Stu Averill, PGeo, director, commented: “The Thunder zone is building as expected, with the indicated gold grade double that of most open-pit gold mines in B.C. And its relatively undisturbed condition and previously indicated continuity both along strike and to depth make the Thunder zone more predictable and drill friendly than the Lightning zone. Together these features should allow us to build a significant gold resource more quickly.”

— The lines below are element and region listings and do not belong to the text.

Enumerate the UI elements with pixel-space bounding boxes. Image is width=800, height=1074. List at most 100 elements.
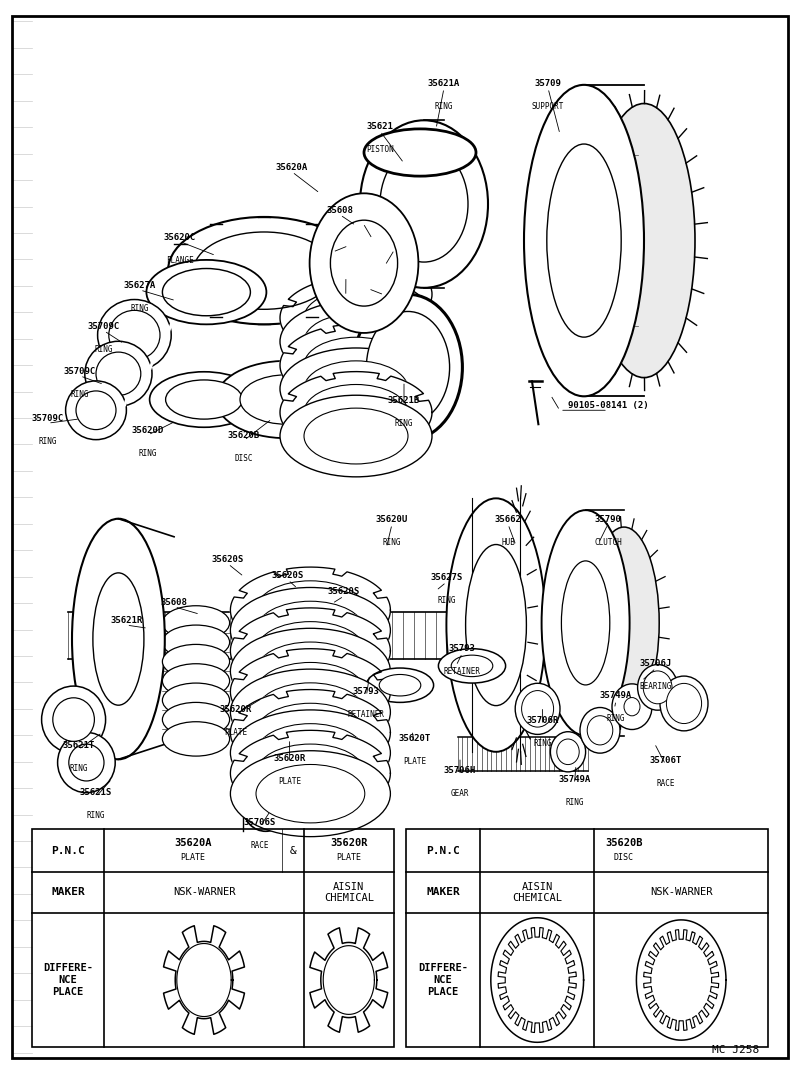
Text: DISC: DISC xyxy=(234,454,254,463)
Ellipse shape xyxy=(354,294,462,440)
Text: RING: RING xyxy=(130,304,150,313)
Text: RING: RING xyxy=(394,419,414,427)
Ellipse shape xyxy=(216,361,357,438)
Ellipse shape xyxy=(438,649,506,683)
Text: P.N.C: P.N.C xyxy=(426,845,460,856)
Ellipse shape xyxy=(557,739,579,765)
Text: 35608: 35608 xyxy=(326,206,354,215)
Ellipse shape xyxy=(542,510,630,736)
Ellipse shape xyxy=(69,744,104,781)
Polygon shape xyxy=(498,928,576,1032)
Text: 35620A: 35620A xyxy=(276,163,308,172)
Ellipse shape xyxy=(66,381,126,439)
Ellipse shape xyxy=(230,587,390,673)
Ellipse shape xyxy=(194,232,334,309)
Text: 35706H: 35706H xyxy=(444,767,476,775)
Ellipse shape xyxy=(280,395,432,477)
Text: 35620S: 35620S xyxy=(212,555,244,564)
Text: PLATE: PLATE xyxy=(180,853,206,861)
Ellipse shape xyxy=(85,342,152,406)
Text: 35621S: 35621S xyxy=(80,788,112,797)
Text: NSK-WARNER: NSK-WARNER xyxy=(650,887,713,898)
Ellipse shape xyxy=(366,311,450,423)
Text: 35620B: 35620B xyxy=(606,838,642,848)
Text: 35621B: 35621B xyxy=(388,396,420,405)
Text: 35620S: 35620S xyxy=(328,587,360,596)
Ellipse shape xyxy=(256,724,365,782)
Polygon shape xyxy=(637,920,726,1040)
Text: 35709C: 35709C xyxy=(32,415,64,423)
Text: 35620R: 35620R xyxy=(274,754,306,763)
Ellipse shape xyxy=(624,698,640,715)
Text: 35706J: 35706J xyxy=(640,659,672,668)
Text: PISTON: PISTON xyxy=(366,145,394,154)
Text: RETAINER: RETAINER xyxy=(348,710,385,719)
Ellipse shape xyxy=(230,751,390,837)
Ellipse shape xyxy=(550,731,586,772)
Text: RACE: RACE xyxy=(250,841,270,850)
Text: 35620B: 35620B xyxy=(228,432,260,440)
Text: HUB: HUB xyxy=(501,538,515,547)
Ellipse shape xyxy=(304,314,408,369)
Ellipse shape xyxy=(280,253,432,335)
Text: PLATE: PLATE xyxy=(403,757,426,766)
Ellipse shape xyxy=(96,352,141,395)
Ellipse shape xyxy=(256,703,365,761)
Text: P.N.C: P.N.C xyxy=(51,845,85,856)
Ellipse shape xyxy=(304,243,408,299)
Text: 35608: 35608 xyxy=(161,598,188,607)
Text: 35620U: 35620U xyxy=(376,516,408,524)
Text: 35793: 35793 xyxy=(353,687,380,696)
Text: RING: RING xyxy=(434,102,454,111)
Ellipse shape xyxy=(162,722,230,756)
Text: DISC: DISC xyxy=(614,853,634,861)
Text: 35620T: 35620T xyxy=(398,735,430,743)
Text: 35627S: 35627S xyxy=(430,574,462,582)
Text: 35706S: 35706S xyxy=(244,818,276,827)
Text: DIFFERE-
NCE
PLACE: DIFFERE- NCE PLACE xyxy=(418,963,468,997)
Ellipse shape xyxy=(304,266,408,322)
Ellipse shape xyxy=(240,375,333,424)
Text: RING: RING xyxy=(382,538,402,547)
Ellipse shape xyxy=(230,628,390,714)
Ellipse shape xyxy=(256,581,365,639)
Polygon shape xyxy=(230,730,390,816)
Text: RING: RING xyxy=(69,764,88,772)
Text: MC J258: MC J258 xyxy=(712,1045,760,1055)
Polygon shape xyxy=(230,567,390,653)
Text: 35790: 35790 xyxy=(594,516,622,524)
Ellipse shape xyxy=(256,663,365,721)
Ellipse shape xyxy=(162,625,230,659)
Ellipse shape xyxy=(76,391,116,430)
Text: 35620A: 35620A xyxy=(174,838,211,848)
Ellipse shape xyxy=(612,684,652,729)
Ellipse shape xyxy=(162,644,230,679)
Ellipse shape xyxy=(666,683,702,724)
Ellipse shape xyxy=(660,677,708,731)
Polygon shape xyxy=(491,918,584,1042)
Ellipse shape xyxy=(364,129,476,176)
Text: RACE: RACE xyxy=(656,779,675,787)
Ellipse shape xyxy=(53,698,94,741)
Ellipse shape xyxy=(109,310,160,360)
Ellipse shape xyxy=(93,572,144,706)
Ellipse shape xyxy=(256,765,365,823)
Ellipse shape xyxy=(562,561,610,685)
Ellipse shape xyxy=(162,664,230,698)
Ellipse shape xyxy=(256,601,365,659)
Text: &: & xyxy=(290,845,296,856)
Polygon shape xyxy=(310,928,388,1032)
Ellipse shape xyxy=(310,193,418,333)
Text: 35709C: 35709C xyxy=(88,322,120,331)
Text: AISIN
CHEMICAL: AISIN CHEMICAL xyxy=(324,882,374,903)
Text: AISIN
CHEMICAL: AISIN CHEMICAL xyxy=(512,882,562,903)
Text: 35749A: 35749A xyxy=(558,775,590,784)
Ellipse shape xyxy=(380,146,468,262)
Text: 35620D: 35620D xyxy=(132,426,164,435)
Ellipse shape xyxy=(304,361,408,417)
Ellipse shape xyxy=(42,686,106,753)
Polygon shape xyxy=(230,649,390,735)
Ellipse shape xyxy=(304,408,408,464)
Text: NSK-WARNER: NSK-WARNER xyxy=(173,887,235,898)
Text: 35709C: 35709C xyxy=(64,367,96,376)
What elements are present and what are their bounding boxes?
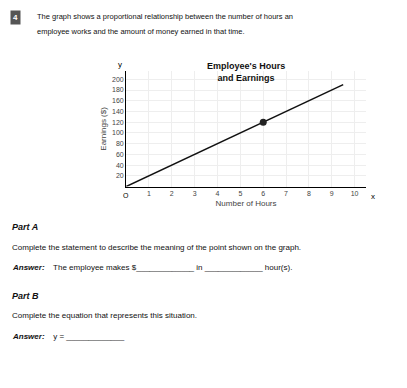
svg-text:9: 9	[330, 190, 334, 197]
svg-text:1: 1	[147, 190, 151, 197]
svg-text:20: 20	[116, 172, 124, 179]
svg-text:Part B: Part B	[12, 291, 39, 301]
svg-text:10: 10	[351, 190, 359, 197]
svg-text:180: 180	[112, 86, 124, 93]
svg-text:200: 200	[112, 76, 124, 83]
svg-text:employee works and the amount: employee works and the amount of money e…	[37, 27, 245, 36]
svg-text:y: y	[118, 60, 122, 69]
svg-text:5: 5	[238, 190, 242, 197]
svg-text:Number of Hours: Number of Hours	[216, 199, 277, 208]
svg-text:40: 40	[116, 162, 124, 169]
svg-text:80: 80	[116, 140, 124, 147]
svg-text:160: 160	[112, 97, 124, 104]
svg-text:y = _____________: y = _____________	[51, 332, 125, 341]
svg-text:4: 4	[13, 13, 18, 22]
svg-text:8: 8	[307, 190, 311, 197]
svg-text:Complete the statement to desc: Complete the statement to describe the m…	[12, 243, 301, 252]
svg-text:Answer:: Answer:	[12, 263, 45, 272]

The surface footprint of the Thunder zone may also be larger than suggested by the relatively small size of the gold grain dispersal train (Central Train) emanating from the top of the zone because cover flows of Chilcotin basalt that would have completely sheltered the gold mineralization from glacial erosion were intersected at the tops of holes 41 and 42, over 300 metres south of their previously mapped limit. As well, the gold grade of the thick preglacial supergene zone that is preserved beneath the basalt may be enhanced significantly relative to the primary gold grade of the deeper, unweathered part of the gold zone.

Hole 040 was drilled 50 metres northeast of and parallel to hole 039. Tower previously reported that hole 040 did not intersect the Thunder zone because most of interval that contains the favourable (shear-susceptible) ash tuff in hole 039 is occupied in hole 040 by a wide dike of shear-resistant Durand diorite. Immediately below the dike, however, hole 40 intersected a 7.65 metres mineralized zone containing 1.42 g/t gold. This intersection is located east of the hole 39 intersection, suggesting that the Thunder zone may be linked to the Lightning zone 400 metres farther east as well as extending southeast through holes 40 and 41.

Tower expects to report the hole 41 assays next. Holes 41 and 42 intersected mineralization of both the preorogenic (approximately 215 million years) porphyry Cu-Au type with significant chalcopyrite and the orogenic (approximately 149 million years) shear-hosted type with pyrite alone.

The company’s key exploration assets, both in British Columbia, are the Rabbit North copper-gold porphyry project and the Nechako gold-silver project near Artemis’ Blackwater project.